I was unable to find any data on the frequency of complaints about sexual/romantic relationships between patients and their plastic surgeons. Unfortunately, a review of five years of complaints made to the ethics committee of the professional association did not report on the specific content of the complaints. But in light of the nature of the patient-doctor relationship in plastic surgery, I believe that the position of the American Psychiatric Association - that sexual relationships with current or former patients are unethical - would apply with equal relevance to plastic surgery.
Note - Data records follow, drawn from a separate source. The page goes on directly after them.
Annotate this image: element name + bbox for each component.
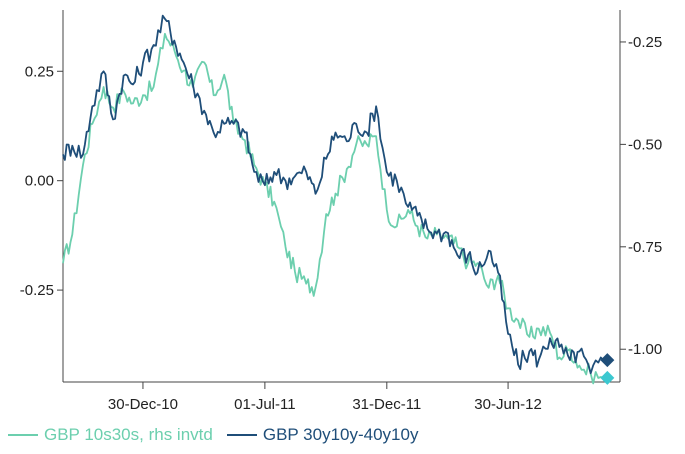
legend-item-30y10y-40y10y: GBP 30y10y-40y10y [226, 425, 419, 445]
right-axis-tick-label: -0.25 [628, 34, 662, 51]
right-axis-tick-label: -1.00 [628, 341, 662, 358]
left-axis-tick-label: 0.25 [25, 63, 54, 80]
series-end-marker-0 [600, 370, 615, 385]
x-axis-tick-label: 31-Dec-11 [352, 396, 421, 413]
right-axis-tick-label: -0.50 [628, 136, 662, 153]
left-axis-tick-label: -0.25 [20, 282, 54, 299]
x-axis-tick-label: 01-Jul-11 [234, 396, 295, 413]
x-axis-tick-label: 30-Dec-10 [108, 396, 178, 413]
series-line-1 [62, 14, 604, 375]
legend-label-10s30s: GBP 10s30s, rhs invtd [44, 425, 213, 444]
legend-label-30y10y-40y10y: GBP 30y10y-40y10y [262, 425, 419, 444]
series-line-0 [62, 32, 604, 385]
series-end-marker-1 [600, 353, 615, 368]
legend-swatch-30y10y-40y10y [226, 434, 257, 436]
left-axis-tick-label: 0.00 [25, 173, 54, 190]
chart-legend: GBP 10s30s, rhs invtd GBP 30y10y-40y10y [8, 424, 432, 446]
right-axis-tick-label: -0.75 [628, 239, 662, 256]
x-axis-tick-label: 30-Jun-12 [474, 396, 542, 413]
legend-swatch-10s30s [8, 434, 38, 436]
dual-axis-line-chart: 0.25 0.00 -0.25 -0.25 -0.50 -0.75 -1.00 30-Dec-… [20, 10, 662, 413]
legend-item-10s30s: GBP 10s30s, rhs invtd [8, 425, 213, 445]
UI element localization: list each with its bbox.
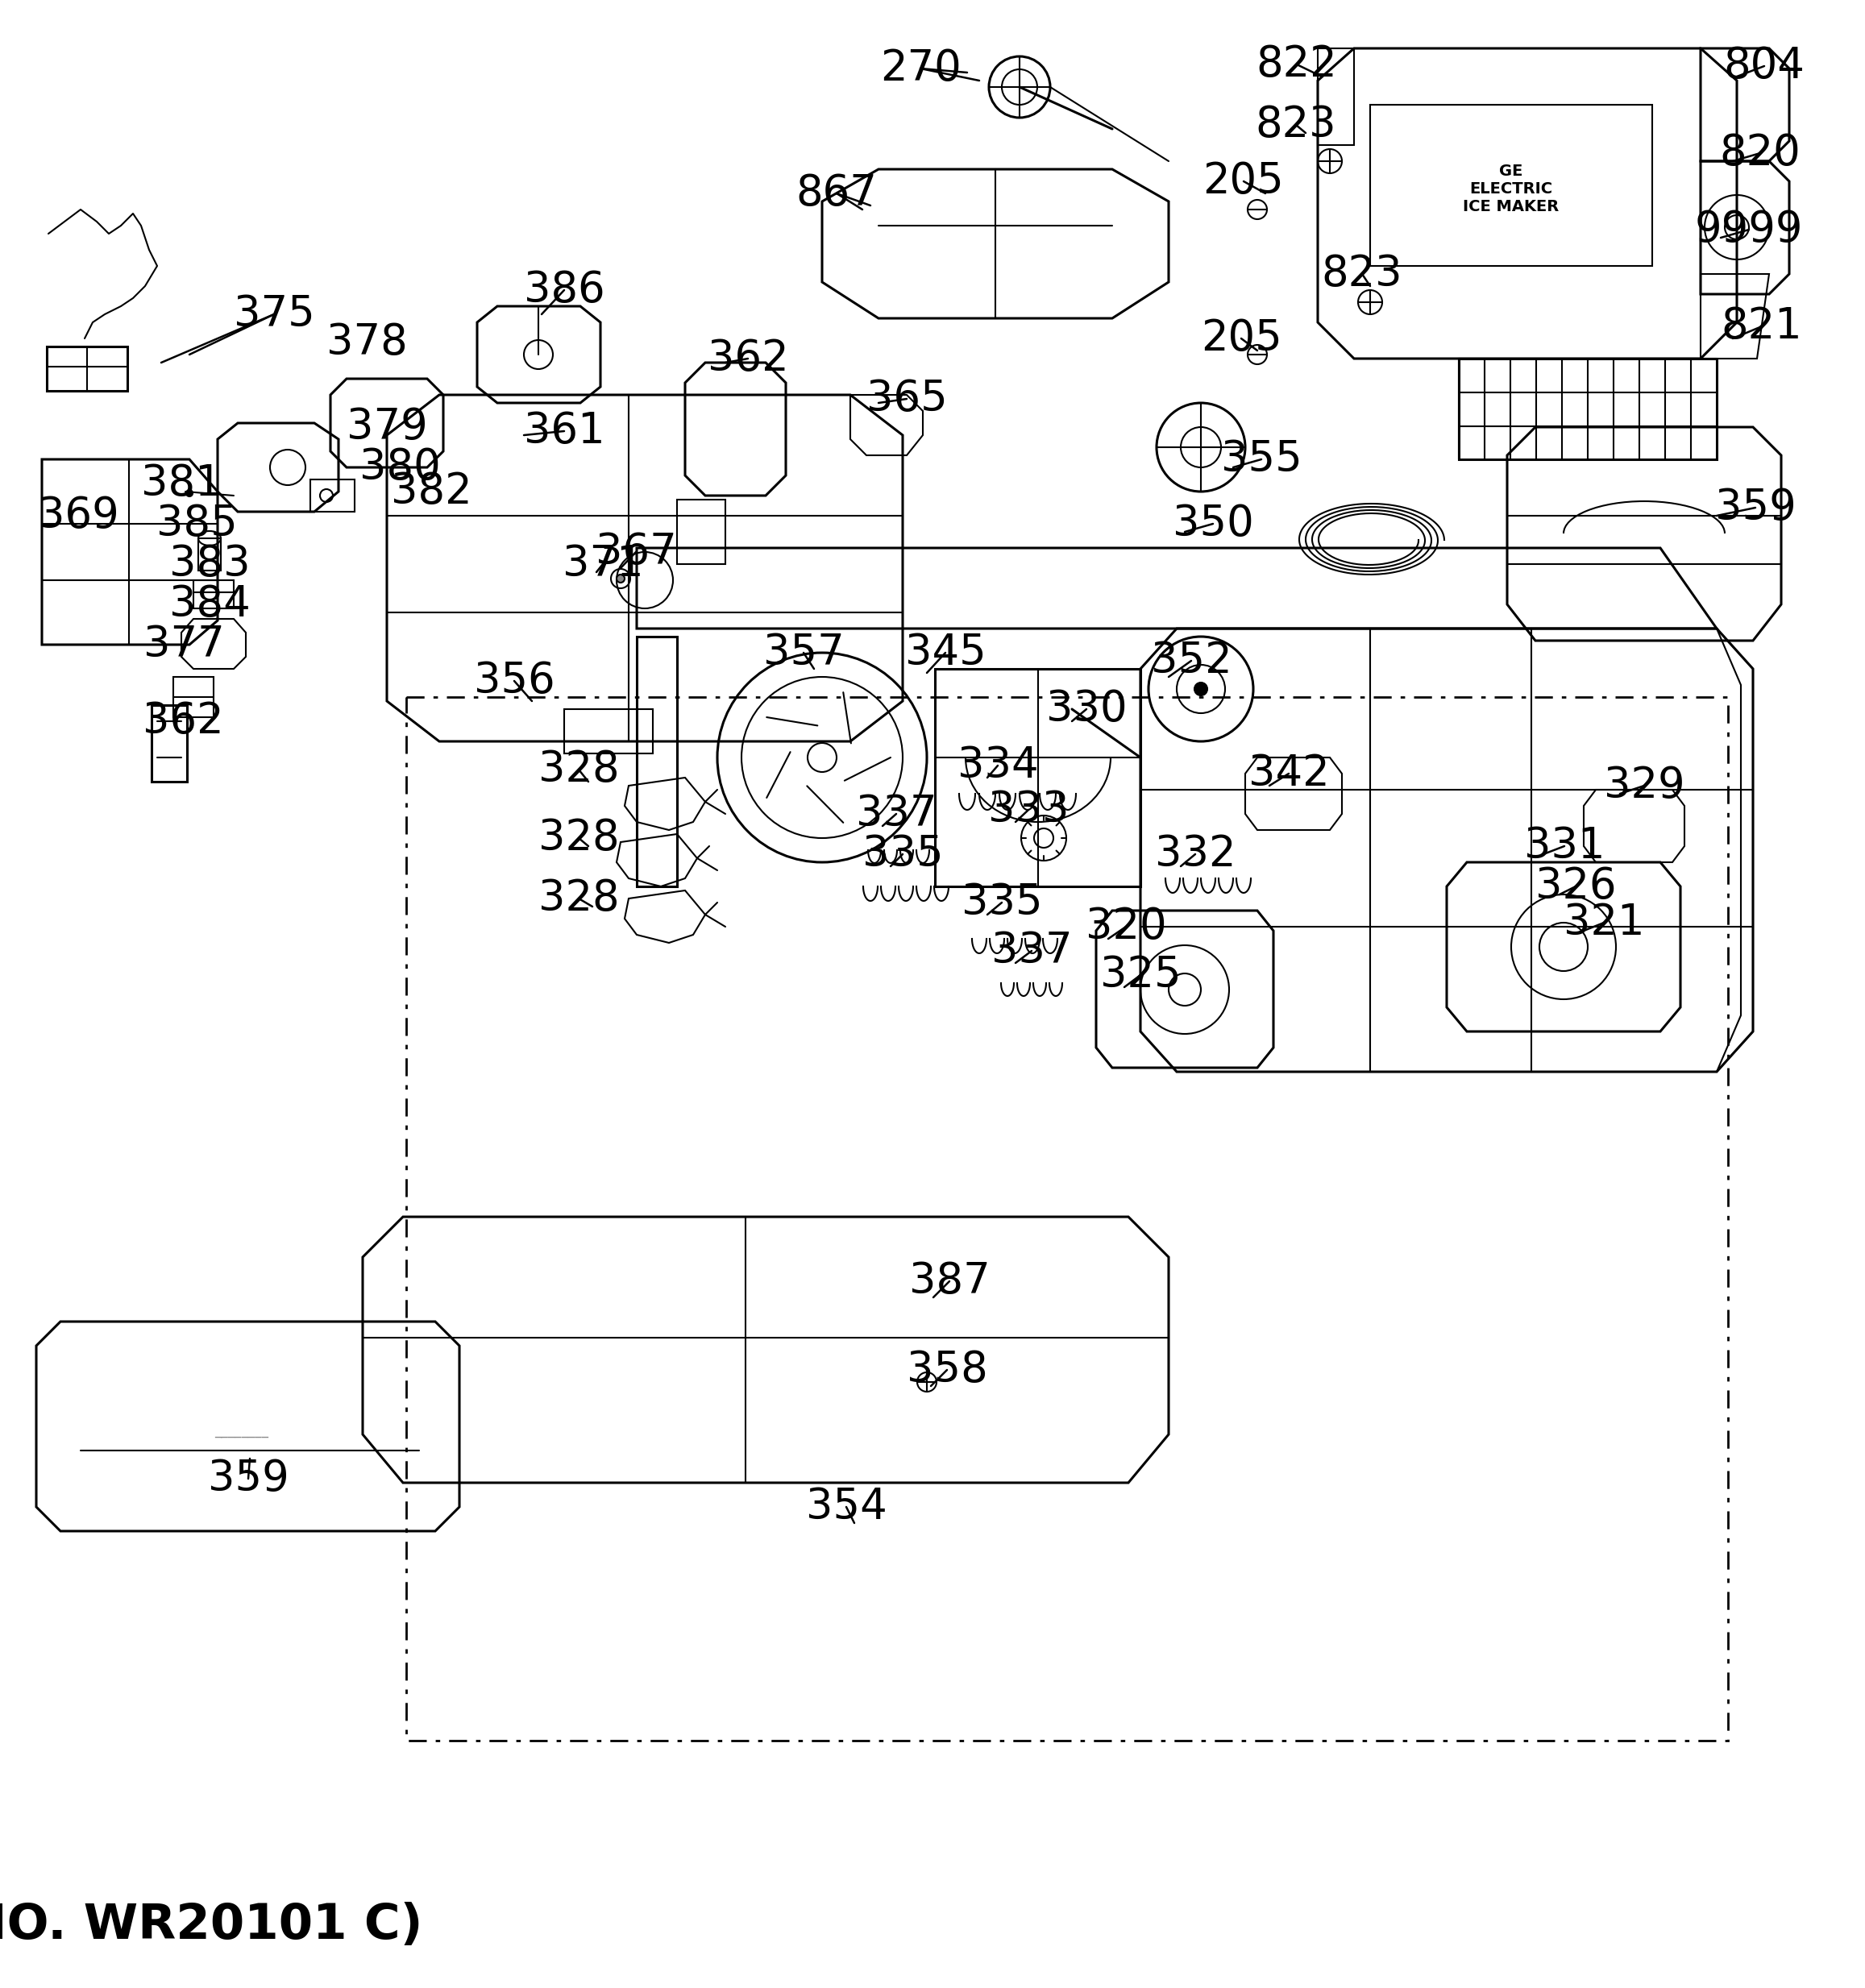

In answer to the question posed by the patient's sister, I could not respond that the physician would be held to the same standard as a psychiatrist, but did say that I thought that should be the case.

2 comments:

Anonymous said...

Jim,

On december 21, 2012 I started a discussion with regards to my sister having sex with her plastic surgeon. Three events have transpired since then. The plastic surgeon was found guilty of patient abuse and morally unfit to pratice medicine. He received a $10,000 fine and 3 years loss of his medical license. He was held to the same standard as a psychiatist. as far as my sister, her husband has filed for divorce and she has had a breakdown that requires in-patienet care. We are all standing bye her, but I believe she is going to have a long road to travel. Her business is suffering and will probably fail since it is directly built around her talents. The doctor will be able to return to pratice, but my sister has lost more than a license.

Jim Sabin said...

Dear Anonymous

Thank you for this further report on your sister's situation. From what you describe it sounds as if the plastic surgeon received a severe, but fair, disciplinary response from his state medical board. But I am sorry to hear how much suffering your sister is experiencing. Unfortunately, the kind of harm she has received from the sexual/romantic relationship with her physician is not infrequent. The risk that a sexual/romantic relationship will cause that kind of harm is one of the two primary reasons that the medical profession correctly regards relationships of this kind as an unethical betrayal of professional responsibility. (The other reason is that even if the relationship causes no harm to the patient it contributes to loss of trust in the medical profession.)

Your sister is lucky to have a sister who is so concerned about her and so supportive!